She glows as she speaks of the many things she has to do to prove that she has a place in this male dominated business.


Born and bred in Nima, Aisha says she knew she couldn’t stay in Nima and pursue her dream of becoming a driver’s mate and eventually a professional driver.

“I knew if I stayed in Nima I was going to be an unruly person.  If you stay in Nima you will get a boyfriend who will impregnate you and not take responsibility”

So she moved to Madina where she began her job.


She has been doing it for three years now and life is good for her and her baby girl because on a good day she makes about 40 cedis.

“I have about 5000 in savings. The job is really good for me.”
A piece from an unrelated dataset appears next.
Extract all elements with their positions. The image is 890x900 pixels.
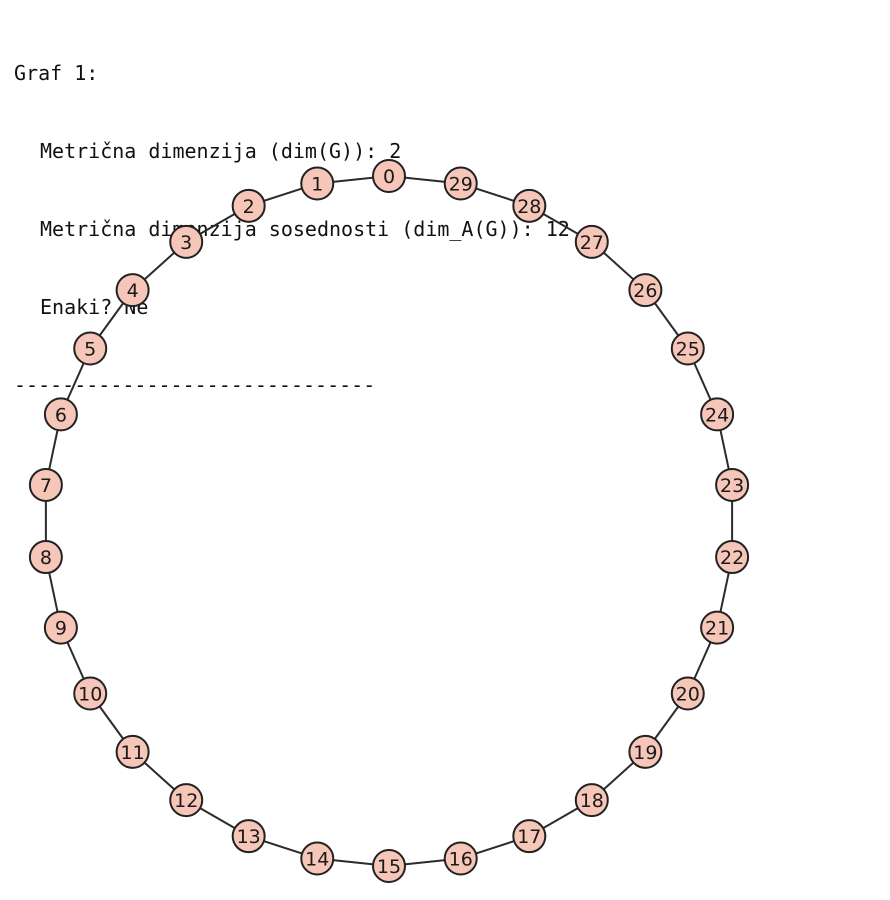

To be able to compete with the men already in this business Aisha has to be aggressive.


“I am tough! If you are a mate you don’t have to be dull. People will shout at your master you also have to shout back. You don’t have to allow anyone to insult your master. If anyone tries to attack my master, before that person gets down I will meet him with my {wheel spanner}.”

She hopes to be taught how to drive by her master Bright Obidea who she defends vehemently every single working day. Obidea did not like the idea of working with a female simply because he had never worked with one in his two years of commercial driving.


“I didn’t like the idea of working with a woman from the beginning, but that was my boss’s decision, and I cannot go against it. I enjoy working with her now, and whenever my colleague drivers ask why I’m working with a female, I quickly brush them off.”

His only issue is Aisha’s aggressive nature which is driving away passengers.

Hopefully in a couple of years Aisha will be driving her own commercial car and Obedia is making sure of that.


“The last time I told her to start the car she was scared. But later she was able to do it and she was happy. I will teach her. We are trying to find a station. When we are successful we will close early and that will give me time to teach her.”

For those who want to do what Aisha does, her simple advice is to avoid a bus with a heavy door.